Bugün Blog'a Ahu Yazıyor :)))))

Osman’a “bloguna niye böle şeyler yazıyorsun” diye sorduğumda “içimden bugün öyle geldi. Sen bişeyler yaz.” dedi . yazmak o kadar kolay mı? bu da bir beceri, di mi ama.

Ne anlatsam ne anlatsam. Dün Batu Mert’in doğum gününü kutlamak için Berçin&Şaner’lere gittik. Aslında doğumgünü bugün ama biz dünü ayarlayabildik. Artık 2 yaşında oldu. Ne kadar çabuk geçiyor zaman hiç anlamıyorum. Osman’a “Omman gel” diyip oynamaya çağırıyor. Hem “Omman Gel” diyor hem de elinden tutup çekiyor :))) Çok tatlı ya.
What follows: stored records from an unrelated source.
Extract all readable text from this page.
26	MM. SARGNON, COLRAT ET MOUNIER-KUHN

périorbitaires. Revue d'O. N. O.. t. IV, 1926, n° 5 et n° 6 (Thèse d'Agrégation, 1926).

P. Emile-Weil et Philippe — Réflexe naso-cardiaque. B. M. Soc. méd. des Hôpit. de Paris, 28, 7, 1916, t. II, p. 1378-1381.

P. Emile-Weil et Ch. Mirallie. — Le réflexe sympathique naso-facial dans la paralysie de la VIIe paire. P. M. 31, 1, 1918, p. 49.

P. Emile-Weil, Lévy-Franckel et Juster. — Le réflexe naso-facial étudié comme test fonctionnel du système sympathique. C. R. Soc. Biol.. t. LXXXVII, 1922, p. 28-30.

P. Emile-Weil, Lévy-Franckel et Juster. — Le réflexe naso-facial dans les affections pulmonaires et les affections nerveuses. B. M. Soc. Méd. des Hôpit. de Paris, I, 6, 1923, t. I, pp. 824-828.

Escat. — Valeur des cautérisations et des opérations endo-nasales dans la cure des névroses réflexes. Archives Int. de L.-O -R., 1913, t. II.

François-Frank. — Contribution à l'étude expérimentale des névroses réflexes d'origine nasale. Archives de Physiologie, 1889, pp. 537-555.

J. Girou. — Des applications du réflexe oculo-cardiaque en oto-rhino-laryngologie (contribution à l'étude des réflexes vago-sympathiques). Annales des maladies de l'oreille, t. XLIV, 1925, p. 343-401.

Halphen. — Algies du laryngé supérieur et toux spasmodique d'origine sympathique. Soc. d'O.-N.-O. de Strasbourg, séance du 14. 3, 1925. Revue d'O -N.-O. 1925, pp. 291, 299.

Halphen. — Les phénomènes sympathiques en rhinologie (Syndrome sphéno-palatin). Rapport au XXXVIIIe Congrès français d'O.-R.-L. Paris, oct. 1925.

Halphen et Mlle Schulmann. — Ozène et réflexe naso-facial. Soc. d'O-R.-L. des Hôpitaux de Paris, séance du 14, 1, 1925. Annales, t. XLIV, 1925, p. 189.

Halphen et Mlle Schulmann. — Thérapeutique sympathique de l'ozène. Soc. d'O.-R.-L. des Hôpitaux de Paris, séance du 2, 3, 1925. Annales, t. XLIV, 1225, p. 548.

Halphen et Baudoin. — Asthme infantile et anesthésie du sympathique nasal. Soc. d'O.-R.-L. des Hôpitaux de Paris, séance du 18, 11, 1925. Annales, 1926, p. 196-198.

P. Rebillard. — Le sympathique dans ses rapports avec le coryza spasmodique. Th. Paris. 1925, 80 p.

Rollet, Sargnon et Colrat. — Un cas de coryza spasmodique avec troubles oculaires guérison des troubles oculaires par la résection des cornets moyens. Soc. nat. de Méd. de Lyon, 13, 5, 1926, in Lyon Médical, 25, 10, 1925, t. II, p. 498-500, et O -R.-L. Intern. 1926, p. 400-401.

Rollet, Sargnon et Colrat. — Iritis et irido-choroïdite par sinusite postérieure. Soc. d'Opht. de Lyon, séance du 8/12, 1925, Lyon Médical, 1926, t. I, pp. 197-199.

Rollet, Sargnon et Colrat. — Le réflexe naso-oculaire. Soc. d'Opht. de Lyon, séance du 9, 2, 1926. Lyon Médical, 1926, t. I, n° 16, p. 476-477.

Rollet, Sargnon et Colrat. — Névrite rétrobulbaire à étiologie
Maşşallah Maşşallah :)))

Keşke Anastasia da Türkiye de olsaydı da Antoniyi bol bol görebilseydik. Aslında Berçinlerle çok yakın oturmamıza rağmen o kadar sık görüşemiyoruz. İş güç insan kendine zaman ayıramıyor ki..

Off offf yani

Hayırlısı ile bir sorun çıkmadan 6 olsa. Çok yoruldum artık. Pazartesi+Salı+Çarşamba+Perşembe geçiş yaptım. Dinlenmek istiyorum artık Omman’la :)))
yemişim blog'unu yaaaa

Perşembe, Haziran 18, 2009

hayat bu kadar zorken nasıl olur da pozitif şeyler yazar ki insan
değil mi yaw :)
her şey bir sınav olmak zorunda mı?

ne alakaysa sprinsteen dinliyorum
çok da sevmem ama ne biliyim dinler kıvamdayım
born to run falan

ama asıl seneler sonra kendi adıma keşfim Johnny Lang
elemanın Lie To Me diye 17-18 bi yaştayken yaptığı blues şarkısını bilirdim de
bi şekilde nasıl olduysa tüm albümleri indirdim
blues işte
ne biliyim hüzün müziği
yine elim sürçtü, hüzün moduna bağladım

bu "mod" lafını ne kadar çok kullandığımı fark ettim şu an

bi de "aynen" diyormuşum :)))
harbi diyorum
bi de "eywallah" var

hadi eywallah :)))

Salı, Haziran 16, 2009

ne zamandır yine yazamadım, eşim de ne zamandır okumazdı, benim yazamadığım her gün bakmış :) diyor ki "niye blog'unu güncellemiyorsun?"
güncelleyemiyom ki :((

neyse en azından bişiler yazmaya çalışıyorum şimdi
arada lakers orlando'yu 4-1 yenip NBA şampiyonu oldu :(
pek lakers'ı sevmeyen ben pek de memnun değilim.
finallerin ilk maçını sabaha karşı 4'te kalkıp yarım yamalak seyrettim
ama sonrası tısss
eskiden tüm seriyi çıkarırdım
olsun varsı zaten lakers kazandı, hidayet finalde kaybetti...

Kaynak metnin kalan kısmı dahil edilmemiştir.